Through the years I sometimes cover Evangelical writer Sheila Gregoire. Rarely because much of the time she’s perfectly nice, not fulminating poisonous tripe, like say Lori Alexander of The Transformed Wife does. Her blog To Love, Honor and Vacuum is more concerned with things like Christian women knowing they are supposed to be having orgasms too. I see that blog title, laugh and think, “Girl, get a Roomba and be done with the vacuuming!”
Today Sheila is taking on a rather vile assertion by the guys at Focus on the Family. They’ve released a book titled “How God Used the Other Woman: Saving Your Marriage After Infidelity” by Tina Konkin
This is one of those posts Sheila does where I am shouting from the sidelines “Right on!”. I totally agree with her. I don’t always agree with Sheila about everything, but I appreciate that she does not fall apart, run away crying, or get hyper defensive like Lori Alexander does. We can agree to disagree.
The gist of this awful book is that wives who are cheated upon bear responsibility for the actions of their husbands.
Sheila starts where I would, you cannot own your own problems and rebuild your marriage until the cheating spouse owns their cheating and repents from it. Sometimes that never happens.
Toxic ideas flourish at Focus on the Family that make marriage an Idol
Focus on the Family tweeted this about the book:
The first step must be repentance. No ifs, ands, or buts. If Focus on the Family had said something like:
“He had an affair and repented. She found the strength to forgive–and the humility to rebuild the marriage.”
I’d be fine with that. But the way that Focus worded that status, the thing that mattered was not his repentance but her acknowledging her role. That’s toxic thinking.
Do you expect anything non-toxic from Focus on the Family, a group whose leader bragged about his mastery over a small dachshund he furiously beat into compliance? Emotionally healthy people do not think animal abuse is such a great thing, much less an analogy for how to treat your strong willed child.
Is she to blame?
Sheila writes up a long laundry list of why it is not the wife’s fault if the husband cheats that I encourage you to go read, but this really boils down to one thing and one thing alone. This.
The cheater made the decision to cheat. No one else did.
No matter how good or bad the marriage is the person that cheated crossed that line into infidelity all on their own. They didn’t consult the cheated. They decided their own sexual gratification was worth more than their children and spouse, the hurt it would cause, and the ongoing damage. They willingly violated with promises made on their wedding day. It is one of the deepest betrayals someone can do.I’m not talking about those marriages where there is an agreement in place that fidelity is not required, or people estranged and separated. I’m speaking of those where it’s likely the put upon partner has no real clue this has happened until it’s too late to salvage much of the marriage. The cheating, lying, emotionally abusive people that string the unsuspecting spouse along.

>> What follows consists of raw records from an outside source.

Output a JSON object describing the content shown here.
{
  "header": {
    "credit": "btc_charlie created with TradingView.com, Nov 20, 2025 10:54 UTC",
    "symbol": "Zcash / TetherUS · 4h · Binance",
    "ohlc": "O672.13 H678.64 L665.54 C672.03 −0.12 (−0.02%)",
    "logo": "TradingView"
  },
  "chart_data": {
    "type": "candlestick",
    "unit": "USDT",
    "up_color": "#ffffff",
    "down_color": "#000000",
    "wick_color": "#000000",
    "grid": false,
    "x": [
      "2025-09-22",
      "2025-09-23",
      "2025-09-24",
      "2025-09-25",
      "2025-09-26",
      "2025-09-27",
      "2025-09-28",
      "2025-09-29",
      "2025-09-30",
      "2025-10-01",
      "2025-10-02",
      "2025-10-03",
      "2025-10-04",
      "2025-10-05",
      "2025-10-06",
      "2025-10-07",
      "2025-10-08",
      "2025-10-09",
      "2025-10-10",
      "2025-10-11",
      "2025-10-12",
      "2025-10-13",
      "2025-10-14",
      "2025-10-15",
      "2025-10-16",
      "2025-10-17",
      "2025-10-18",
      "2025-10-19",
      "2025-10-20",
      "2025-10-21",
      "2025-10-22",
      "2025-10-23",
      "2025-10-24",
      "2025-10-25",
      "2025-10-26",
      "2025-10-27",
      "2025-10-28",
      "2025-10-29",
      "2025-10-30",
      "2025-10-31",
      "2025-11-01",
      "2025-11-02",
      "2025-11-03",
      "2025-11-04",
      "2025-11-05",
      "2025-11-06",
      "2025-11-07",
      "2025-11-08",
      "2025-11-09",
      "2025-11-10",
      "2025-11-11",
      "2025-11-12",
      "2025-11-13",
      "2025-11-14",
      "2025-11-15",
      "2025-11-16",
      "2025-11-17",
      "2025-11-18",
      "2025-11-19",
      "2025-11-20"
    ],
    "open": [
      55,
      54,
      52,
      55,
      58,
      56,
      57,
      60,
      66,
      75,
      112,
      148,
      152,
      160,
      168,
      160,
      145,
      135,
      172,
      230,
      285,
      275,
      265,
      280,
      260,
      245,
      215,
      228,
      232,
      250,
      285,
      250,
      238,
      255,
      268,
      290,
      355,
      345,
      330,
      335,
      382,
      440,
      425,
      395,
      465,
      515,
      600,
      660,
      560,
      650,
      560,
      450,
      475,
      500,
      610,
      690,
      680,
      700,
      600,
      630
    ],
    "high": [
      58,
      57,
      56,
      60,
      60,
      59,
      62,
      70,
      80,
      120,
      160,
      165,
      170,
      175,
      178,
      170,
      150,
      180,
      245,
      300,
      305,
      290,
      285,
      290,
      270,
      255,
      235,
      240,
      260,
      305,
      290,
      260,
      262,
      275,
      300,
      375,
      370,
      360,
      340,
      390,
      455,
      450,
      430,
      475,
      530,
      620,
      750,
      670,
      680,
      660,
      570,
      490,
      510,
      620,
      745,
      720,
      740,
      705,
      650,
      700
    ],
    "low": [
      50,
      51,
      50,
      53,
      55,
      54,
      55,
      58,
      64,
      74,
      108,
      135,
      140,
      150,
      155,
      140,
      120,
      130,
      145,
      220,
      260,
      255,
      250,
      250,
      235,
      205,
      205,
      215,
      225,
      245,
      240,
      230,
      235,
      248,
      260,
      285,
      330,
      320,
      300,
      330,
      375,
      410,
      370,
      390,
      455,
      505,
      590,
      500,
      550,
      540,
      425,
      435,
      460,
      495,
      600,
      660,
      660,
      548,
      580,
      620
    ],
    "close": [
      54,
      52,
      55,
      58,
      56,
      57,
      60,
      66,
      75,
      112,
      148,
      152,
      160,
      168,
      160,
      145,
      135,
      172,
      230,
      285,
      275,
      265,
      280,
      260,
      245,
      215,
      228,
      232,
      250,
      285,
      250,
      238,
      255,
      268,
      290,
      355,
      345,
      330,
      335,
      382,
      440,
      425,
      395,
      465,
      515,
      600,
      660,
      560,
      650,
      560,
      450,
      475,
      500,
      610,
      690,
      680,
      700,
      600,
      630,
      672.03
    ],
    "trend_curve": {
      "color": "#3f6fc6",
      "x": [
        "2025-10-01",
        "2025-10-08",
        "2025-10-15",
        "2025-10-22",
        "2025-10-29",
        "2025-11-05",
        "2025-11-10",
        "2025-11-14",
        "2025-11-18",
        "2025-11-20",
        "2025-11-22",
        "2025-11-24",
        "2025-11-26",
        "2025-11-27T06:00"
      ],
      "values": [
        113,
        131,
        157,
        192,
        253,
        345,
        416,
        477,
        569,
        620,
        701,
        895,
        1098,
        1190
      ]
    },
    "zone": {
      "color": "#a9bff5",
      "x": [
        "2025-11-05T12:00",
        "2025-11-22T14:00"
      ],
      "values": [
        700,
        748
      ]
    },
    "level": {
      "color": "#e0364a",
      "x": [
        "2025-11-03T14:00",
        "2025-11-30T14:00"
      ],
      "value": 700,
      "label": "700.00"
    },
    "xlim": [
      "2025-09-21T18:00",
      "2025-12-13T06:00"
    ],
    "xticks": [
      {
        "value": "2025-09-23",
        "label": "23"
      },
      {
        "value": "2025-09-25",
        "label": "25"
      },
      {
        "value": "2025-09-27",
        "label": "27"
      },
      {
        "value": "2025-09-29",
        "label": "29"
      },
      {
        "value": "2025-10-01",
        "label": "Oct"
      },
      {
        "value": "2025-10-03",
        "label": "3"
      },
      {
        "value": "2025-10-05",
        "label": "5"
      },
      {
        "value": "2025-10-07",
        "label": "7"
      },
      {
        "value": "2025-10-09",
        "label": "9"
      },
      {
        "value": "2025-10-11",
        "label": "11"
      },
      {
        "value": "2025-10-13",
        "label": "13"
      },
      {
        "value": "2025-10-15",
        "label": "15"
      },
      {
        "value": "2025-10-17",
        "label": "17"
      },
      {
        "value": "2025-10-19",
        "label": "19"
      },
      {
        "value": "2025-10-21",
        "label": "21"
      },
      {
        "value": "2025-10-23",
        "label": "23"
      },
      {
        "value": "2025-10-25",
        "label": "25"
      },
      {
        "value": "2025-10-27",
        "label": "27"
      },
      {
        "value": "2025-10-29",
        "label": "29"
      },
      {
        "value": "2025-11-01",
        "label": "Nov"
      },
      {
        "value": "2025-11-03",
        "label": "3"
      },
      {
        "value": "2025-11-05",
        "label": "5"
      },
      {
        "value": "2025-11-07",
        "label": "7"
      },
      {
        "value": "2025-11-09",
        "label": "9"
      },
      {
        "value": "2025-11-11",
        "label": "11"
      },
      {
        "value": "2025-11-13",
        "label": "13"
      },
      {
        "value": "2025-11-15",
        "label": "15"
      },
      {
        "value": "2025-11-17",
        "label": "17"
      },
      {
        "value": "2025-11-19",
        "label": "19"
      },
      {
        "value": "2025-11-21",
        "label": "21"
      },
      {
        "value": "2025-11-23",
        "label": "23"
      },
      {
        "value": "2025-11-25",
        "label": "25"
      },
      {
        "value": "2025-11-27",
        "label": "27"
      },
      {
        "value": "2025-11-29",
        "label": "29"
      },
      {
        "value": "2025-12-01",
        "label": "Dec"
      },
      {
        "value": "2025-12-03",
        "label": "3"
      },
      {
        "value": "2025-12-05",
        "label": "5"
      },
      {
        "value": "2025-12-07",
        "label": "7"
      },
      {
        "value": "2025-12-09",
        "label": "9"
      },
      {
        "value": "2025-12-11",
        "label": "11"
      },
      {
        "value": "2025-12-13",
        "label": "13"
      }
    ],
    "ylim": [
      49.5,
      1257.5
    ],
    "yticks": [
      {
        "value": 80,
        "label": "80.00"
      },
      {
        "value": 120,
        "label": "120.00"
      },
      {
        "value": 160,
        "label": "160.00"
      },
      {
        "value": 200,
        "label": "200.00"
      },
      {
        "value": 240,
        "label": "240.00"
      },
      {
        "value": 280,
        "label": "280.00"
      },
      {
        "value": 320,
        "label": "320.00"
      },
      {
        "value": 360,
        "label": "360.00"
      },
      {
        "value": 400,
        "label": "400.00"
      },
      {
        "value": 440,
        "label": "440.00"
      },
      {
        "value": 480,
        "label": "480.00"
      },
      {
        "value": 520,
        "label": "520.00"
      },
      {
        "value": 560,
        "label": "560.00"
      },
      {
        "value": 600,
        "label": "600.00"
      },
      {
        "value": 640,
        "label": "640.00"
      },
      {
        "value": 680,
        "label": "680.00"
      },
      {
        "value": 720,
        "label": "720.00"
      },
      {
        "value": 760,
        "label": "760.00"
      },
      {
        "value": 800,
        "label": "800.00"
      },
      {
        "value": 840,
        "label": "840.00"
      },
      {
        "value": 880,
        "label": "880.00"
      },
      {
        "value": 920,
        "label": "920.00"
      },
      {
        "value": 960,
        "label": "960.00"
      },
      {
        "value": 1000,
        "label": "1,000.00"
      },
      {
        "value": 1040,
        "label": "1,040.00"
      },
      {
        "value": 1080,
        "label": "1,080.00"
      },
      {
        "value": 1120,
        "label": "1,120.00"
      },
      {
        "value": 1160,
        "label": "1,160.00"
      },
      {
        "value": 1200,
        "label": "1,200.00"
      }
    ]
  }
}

Blaming the unsuspecting faithful long suffering wife to a husband that cheats is such a slippery slope into blaming women for all sorts of things that they have nothing to do with. Example: At my old church I was blamed for my husband deciding on his own to leave the church, even as I was staying. Not that leaving a church and infidelity to anything to do with one another. These are the same kinds of weak Christian men that refuse to take any responsibility for their own actions. The kind of men that likely blame Jackie Kennedy Onassis for not picking up pieces of her husband’s skull and wiping down the blood from his assassination, something so inappropriate in any moment that she is in no way responsible for.
A comment from Sheila’s site that explains this horrid tendency in Evangelical Quiverfull to pin the blame for every horrible thing on women:
But a choice to cheat is on the cheater.
And the problem is that there is a HUGE problem of women being blamed for things without there being proper blame on the husband.
A woman is cheated on – well what did she do? Did she sleep with him enough? Disrespect him?
A woman is raped – well what was she wearing? Did she go out somewhere alone? Why didn’t she scream louder?
A woman is abused – well did she make him angry? Did she start the argument? Was she struggling to submit?
It’s not on the women. It’s on the cheater.